This research was done by Fields of View supported by Rohini Nilekani Philanthropies.
In this report, we first map the landscape of relief provided in Karnataka during the second wave. Owing to the sudden lockdown, relief during the first wave was majorly focussed on providing dry and cooked food. During the second wave, however, the most significant demand was for health-related facilities, such as beds, oxygen concentrators, medicines, etc. Triage and teleconsultation services were also offered to minimise infection transmission. Other relief efforts involved setting up of COVID Care Centres, vaccination camps and conducting education programmes in public schools and anganwadi centres.
Building resilience among the community and strengthening institutional processes to deepen collaboration between actors must form the foundation for future disaster preparedness.
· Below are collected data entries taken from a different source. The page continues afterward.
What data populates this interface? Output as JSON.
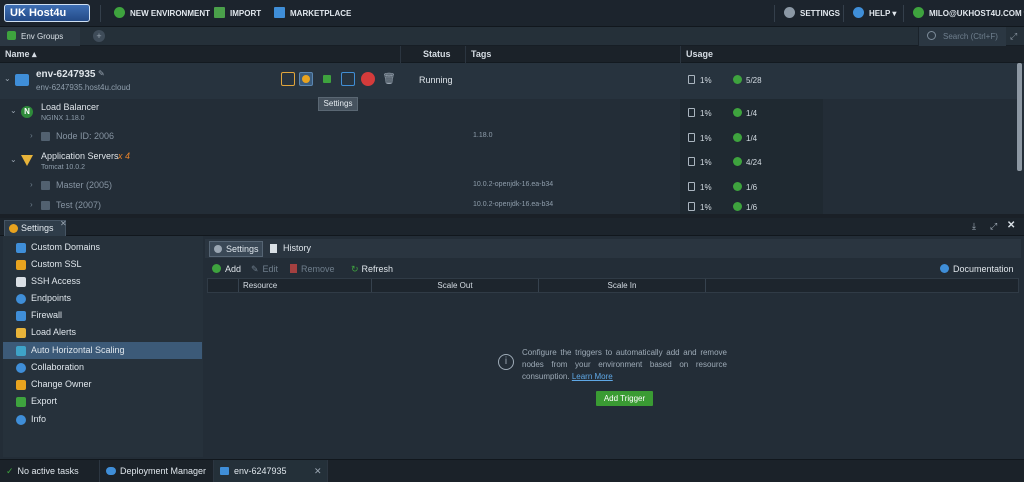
{
  "topbar": {
    "logo": "UK Host4u",
    "new_environment": "NEW ENVIRONMENT",
    "import": "IMPORT",
    "marketplace": "MARKETPLACE",
    "settings": "SETTINGS",
    "help": "HELP",
    "user": "MILO@UKHOST4U.COM"
  },
  "breadcrumb": {
    "env_groups": "Env Groups",
    "search_placeholder": "Search (Ctrl+F)"
  },
  "table": {
    "columns": {
      "name": "Name",
      "status": "Status",
      "tags": "Tags",
      "usage": "Usage"
    },
    "env": {
      "name": "env-6247935",
      "domain": "env-6247935.host4u.cloud",
      "status": "Running",
      "usage_pct": "1%",
      "cloudlets": "5/28"
    },
    "tooltip": "Settings",
    "rows": [
      {
        "name": "Load Balancer",
        "sub": "NGINX 1.18.0",
        "usage_pct": "1%",
        "cloudlets": "1/4"
      },
      {
        "name": "Node ID: 2006",
        "tag": "1.18.0",
        "usage_pct": "1%",
        "cloudlets": "1/4"
      },
      {
        "name": "Application Servers",
        "count": "x 4",
        "sub": "Tomcat 10.0.2",
        "usage_pct": "1%",
        "cloudlets": "4/24"
      },
      {
        "name": "Master (2005)",
        "tag": "10.0.2-openjdk-16.ea-b34",
        "usage_pct": "1%",
        "cloudlets": "1/6"
      },
      {
        "name": "Test (2007)",
        "tag": "10.0.2-openjdk-16.ea-b34",
        "usage_pct": "1%",
        "cloudlets": "1/6"
      }
    ]
  },
  "panel": {
    "tab": "Settings",
    "nav": [
      "Custom Domains",
      "Custom SSL",
      "SSH Access",
      "Endpoints",
      "Firewall",
      "Load Alerts",
      "Auto Horizontal Scaling",
      "Collaboration",
      "Change Owner",
      "Export",
      "Info"
    ],
    "subtabs": {
      "settings": "Settings",
      "history": "History"
    },
    "toolbar": {
      "add": "Add",
      "edit": "Edit",
      "remove": "Remove",
      "refresh": "Refresh",
      "documentation": "Documentation"
    },
    "grid": {
      "resource": "Resource",
      "scale_out": "Scale Out",
      "scale_in": "Scale In"
    },
    "empty": {
      "text": "Configure the triggers to automatically add and remove nodes from your environment based on resource consumption.",
      "link": "Learn More",
      "button": "Add Trigger"
    }
  },
  "statusbar": {
    "tasks": "No active tasks",
    "deployment": "Deployment Manager",
    "env_tab": "env-6247935"
  },
  "colors": {
    "accent_green": "#3a9b33",
    "active_blue": "#3c5a78",
    "warn_orange": "#e8832a",
    "link_blue": "#5fa8e6"
  }
}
We also analyse the nature and efficacy of ad-hoc networks created to manage both information and material flows during relief operations. NGOs, CSOs and volunteers along with government departments coordinated the implementation of relief efforts, created awareness materials, collected data for dissemination and set up processes for teleconsultation. Various trust-building measures were also initiated by the government to improve the work processes between the government and the non-government actors. There was an increase in the use of technology to improve relief efforts. Though WhatsApp was mainly used for communication, the Sankalpa platform, created by the RDPR department, was used for gathering relief requirements and displaying public documents.
The severity of the second wave caused immense emotional and psychological strain among the relief providers. A common challenge highlighted by the interviewees was the fatigue and the emotional stress during the relief efforts. Rapidly spreading misinformation, lack of real-time information and unequal resource availability were a few other challenges that hindered the immediate supply of relief.